Mahasiswa berusia 23 tahun itu menuturkan bahwa sistem pembelajaran yang didominasi penggunaan bahasa Inggris memudahkannya mengikuti materi perkuliahan. Meski sempat mengalami kendala saat beberapa mata kuliah disampaikan dalam Bahasa Indonesia, ia mampu menyesuaikan diri seiring waktu.
“Seiring waktu, saya mulai terbiasa dan merasa lebih nyaman mengikuti perkuliahan di sini,” ujarnya.
Ia juga menilai para dosen di kampus tersebut memiliki pendekatan yang terbuka dan suportif terhadap mahasiswa. Baginya, suasana belajar tidak hanya berfokus pada penyampaian materi, tetapi juga mendorong interaksi aktif di dalam kelas.
“Saya merasa sangat terbantu karena para dosen selalu bersedia memberikan bimbingan dan membantu saya memahami materi,” tambahnya.
Di luar kegiatan akademik, kehidupan kampus yang dinamis memberikan ruang bagi mahasiswa untuk berkembang. Berbagai aktivitas yang tersedia membuka peluang untuk memperluas relasi dan pengalaman. Htet mengaku telah menjalin banyak pertemanan, tidak hanya dengan mahasiswa di fakultasnya, tetapi juga dari berbagai jurusan lain.

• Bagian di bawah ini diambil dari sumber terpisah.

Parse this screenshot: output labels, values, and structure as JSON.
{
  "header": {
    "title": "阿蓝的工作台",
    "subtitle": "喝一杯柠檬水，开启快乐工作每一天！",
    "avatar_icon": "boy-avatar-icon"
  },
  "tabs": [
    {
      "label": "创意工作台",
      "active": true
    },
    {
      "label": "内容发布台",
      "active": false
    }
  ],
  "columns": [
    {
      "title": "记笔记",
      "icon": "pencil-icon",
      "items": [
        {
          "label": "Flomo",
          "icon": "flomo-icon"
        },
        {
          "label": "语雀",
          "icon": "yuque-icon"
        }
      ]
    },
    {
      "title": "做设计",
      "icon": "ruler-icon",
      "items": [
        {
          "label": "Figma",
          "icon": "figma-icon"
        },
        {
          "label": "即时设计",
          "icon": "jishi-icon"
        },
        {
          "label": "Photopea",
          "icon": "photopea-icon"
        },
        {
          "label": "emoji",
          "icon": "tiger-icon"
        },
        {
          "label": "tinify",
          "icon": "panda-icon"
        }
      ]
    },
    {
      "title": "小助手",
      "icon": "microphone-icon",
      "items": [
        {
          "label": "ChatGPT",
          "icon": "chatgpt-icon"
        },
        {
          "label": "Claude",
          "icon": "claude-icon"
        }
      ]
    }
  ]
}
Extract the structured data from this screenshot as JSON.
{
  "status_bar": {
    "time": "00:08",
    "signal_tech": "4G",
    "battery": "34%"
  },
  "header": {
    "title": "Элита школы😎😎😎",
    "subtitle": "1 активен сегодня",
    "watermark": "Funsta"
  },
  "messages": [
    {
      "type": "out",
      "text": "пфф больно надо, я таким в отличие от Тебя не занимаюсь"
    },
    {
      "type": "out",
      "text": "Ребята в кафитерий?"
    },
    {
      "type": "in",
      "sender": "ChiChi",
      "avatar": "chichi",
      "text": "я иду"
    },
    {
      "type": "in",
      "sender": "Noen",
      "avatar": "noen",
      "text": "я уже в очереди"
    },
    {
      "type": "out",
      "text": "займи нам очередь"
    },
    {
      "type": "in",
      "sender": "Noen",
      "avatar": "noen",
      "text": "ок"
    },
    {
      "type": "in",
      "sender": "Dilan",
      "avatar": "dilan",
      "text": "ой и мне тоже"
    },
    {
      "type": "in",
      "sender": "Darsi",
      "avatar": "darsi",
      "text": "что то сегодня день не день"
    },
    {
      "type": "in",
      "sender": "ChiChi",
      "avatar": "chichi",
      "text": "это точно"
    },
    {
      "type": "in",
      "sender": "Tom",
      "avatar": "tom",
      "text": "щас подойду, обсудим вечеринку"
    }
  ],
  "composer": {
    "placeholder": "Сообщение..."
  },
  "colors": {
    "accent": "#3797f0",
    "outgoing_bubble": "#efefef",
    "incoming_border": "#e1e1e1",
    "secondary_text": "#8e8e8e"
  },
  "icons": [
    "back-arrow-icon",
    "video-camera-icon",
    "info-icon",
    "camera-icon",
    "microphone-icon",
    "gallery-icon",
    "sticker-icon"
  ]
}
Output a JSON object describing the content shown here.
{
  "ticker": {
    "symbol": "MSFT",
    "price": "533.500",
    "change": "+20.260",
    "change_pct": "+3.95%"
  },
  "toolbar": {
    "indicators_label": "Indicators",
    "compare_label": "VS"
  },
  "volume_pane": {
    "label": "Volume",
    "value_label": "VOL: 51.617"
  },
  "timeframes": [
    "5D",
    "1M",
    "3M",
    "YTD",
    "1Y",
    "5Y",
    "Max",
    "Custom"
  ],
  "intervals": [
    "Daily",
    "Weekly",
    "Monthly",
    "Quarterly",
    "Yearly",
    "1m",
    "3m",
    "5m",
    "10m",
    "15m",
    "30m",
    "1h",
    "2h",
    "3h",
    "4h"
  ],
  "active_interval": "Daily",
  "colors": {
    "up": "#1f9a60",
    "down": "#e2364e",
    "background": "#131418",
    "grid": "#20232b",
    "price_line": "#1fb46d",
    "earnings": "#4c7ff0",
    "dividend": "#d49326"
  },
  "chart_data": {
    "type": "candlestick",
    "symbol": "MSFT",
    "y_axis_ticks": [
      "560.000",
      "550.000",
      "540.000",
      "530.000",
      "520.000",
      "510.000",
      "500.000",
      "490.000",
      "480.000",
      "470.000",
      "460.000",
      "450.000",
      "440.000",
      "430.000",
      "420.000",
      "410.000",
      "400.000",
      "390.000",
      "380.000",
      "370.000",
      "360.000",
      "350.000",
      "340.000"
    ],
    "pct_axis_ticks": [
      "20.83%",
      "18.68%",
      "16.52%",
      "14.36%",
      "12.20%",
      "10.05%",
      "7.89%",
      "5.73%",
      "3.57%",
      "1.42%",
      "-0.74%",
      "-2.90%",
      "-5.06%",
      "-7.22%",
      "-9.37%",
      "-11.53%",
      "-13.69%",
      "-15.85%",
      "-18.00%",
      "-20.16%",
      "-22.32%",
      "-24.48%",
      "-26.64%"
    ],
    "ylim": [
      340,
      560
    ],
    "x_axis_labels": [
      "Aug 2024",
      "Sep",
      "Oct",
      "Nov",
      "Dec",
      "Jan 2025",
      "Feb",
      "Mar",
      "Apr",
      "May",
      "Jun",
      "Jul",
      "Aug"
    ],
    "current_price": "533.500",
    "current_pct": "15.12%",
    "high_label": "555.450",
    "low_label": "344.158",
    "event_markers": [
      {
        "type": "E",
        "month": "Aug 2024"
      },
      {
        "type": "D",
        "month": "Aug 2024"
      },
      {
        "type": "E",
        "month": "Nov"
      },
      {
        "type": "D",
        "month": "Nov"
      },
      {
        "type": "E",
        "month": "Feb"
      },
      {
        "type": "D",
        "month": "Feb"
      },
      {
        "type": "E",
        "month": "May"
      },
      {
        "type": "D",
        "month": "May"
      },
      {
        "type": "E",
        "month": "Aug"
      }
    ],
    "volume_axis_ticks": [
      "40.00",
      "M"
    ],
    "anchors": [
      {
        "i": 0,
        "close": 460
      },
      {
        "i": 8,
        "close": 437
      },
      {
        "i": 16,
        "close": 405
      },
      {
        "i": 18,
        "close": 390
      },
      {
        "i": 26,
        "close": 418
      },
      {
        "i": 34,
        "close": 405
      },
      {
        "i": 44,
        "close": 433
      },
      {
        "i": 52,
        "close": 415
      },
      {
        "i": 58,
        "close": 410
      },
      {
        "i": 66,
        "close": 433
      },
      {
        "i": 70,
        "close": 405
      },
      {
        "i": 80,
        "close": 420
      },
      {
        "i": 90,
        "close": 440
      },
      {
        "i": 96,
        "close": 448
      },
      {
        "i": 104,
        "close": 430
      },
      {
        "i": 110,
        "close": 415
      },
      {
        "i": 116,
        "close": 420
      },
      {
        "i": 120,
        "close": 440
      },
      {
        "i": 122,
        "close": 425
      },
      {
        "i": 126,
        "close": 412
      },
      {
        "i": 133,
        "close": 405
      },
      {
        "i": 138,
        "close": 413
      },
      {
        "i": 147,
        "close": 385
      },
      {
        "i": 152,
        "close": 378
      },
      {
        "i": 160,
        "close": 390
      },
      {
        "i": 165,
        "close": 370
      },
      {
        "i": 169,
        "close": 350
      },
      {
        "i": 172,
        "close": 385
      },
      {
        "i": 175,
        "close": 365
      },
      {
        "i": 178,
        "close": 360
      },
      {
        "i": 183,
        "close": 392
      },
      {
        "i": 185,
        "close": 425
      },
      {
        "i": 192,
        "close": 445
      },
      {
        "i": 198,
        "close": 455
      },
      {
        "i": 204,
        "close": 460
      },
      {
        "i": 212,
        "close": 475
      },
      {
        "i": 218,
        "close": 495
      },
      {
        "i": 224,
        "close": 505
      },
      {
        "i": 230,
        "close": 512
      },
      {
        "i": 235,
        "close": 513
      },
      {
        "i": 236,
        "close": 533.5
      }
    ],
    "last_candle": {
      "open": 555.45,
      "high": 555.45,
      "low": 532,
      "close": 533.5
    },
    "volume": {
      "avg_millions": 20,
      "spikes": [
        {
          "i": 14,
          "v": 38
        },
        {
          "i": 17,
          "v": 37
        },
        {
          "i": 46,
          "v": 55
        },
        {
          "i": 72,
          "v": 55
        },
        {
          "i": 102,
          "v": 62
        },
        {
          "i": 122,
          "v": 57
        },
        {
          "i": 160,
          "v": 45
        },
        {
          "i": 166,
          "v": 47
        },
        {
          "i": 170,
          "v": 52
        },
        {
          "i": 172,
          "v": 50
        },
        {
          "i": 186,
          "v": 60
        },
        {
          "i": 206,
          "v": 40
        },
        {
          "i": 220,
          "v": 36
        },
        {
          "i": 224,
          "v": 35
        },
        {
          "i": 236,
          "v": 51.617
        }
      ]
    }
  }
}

Selama tinggal di Banda Aceh, ia juga merasakan langsung karakter masyarakat setempat yang menjunjung tinggi budaya dan bahasa daerah. Interaksi sehari-hari justru menjadi sarana belajar yang menyenangkan baginya.
“Bahkan dalam percakapan sederhana, seperti saat menggunakan transportasi online, saya sering diajarkan beberapa kata dalam bahasa Aceh. Hal itu terasa sangat hangat dan menyenangkan,” katanya.
Menurutnya, rasa ingin tahu masyarakat terhadap dirinya sebagai mahasiswa asing membuka ruang komunikasi yang positif. Pertanyaan mengenai alasan memilih Banda Aceh sebagai tempat belajar sering ia terima, terutama karena kota tersebut dikenal dengan nilai-nilai Islam yang kuat.
“Percakapan seperti ini membuat saya lebih memahami identitas dan tradisi masyarakat Aceh, sekaligus belajar menghargai perbedaan,” ujarnya.
Selain pengalaman sosial dan akademik, keindahan alam Banda Aceh juga memberikan kesan tersendiri. Ia menikmati suasana pantai saat senja hingga panorama pegunungan yang menghadirkan ketenangan di tengah kesibukan perkuliahan.
“Banda Aceh adalah tempat yang membuat saya merasa dekat dengan alam dan menemukan ketenangan,” ujarnya.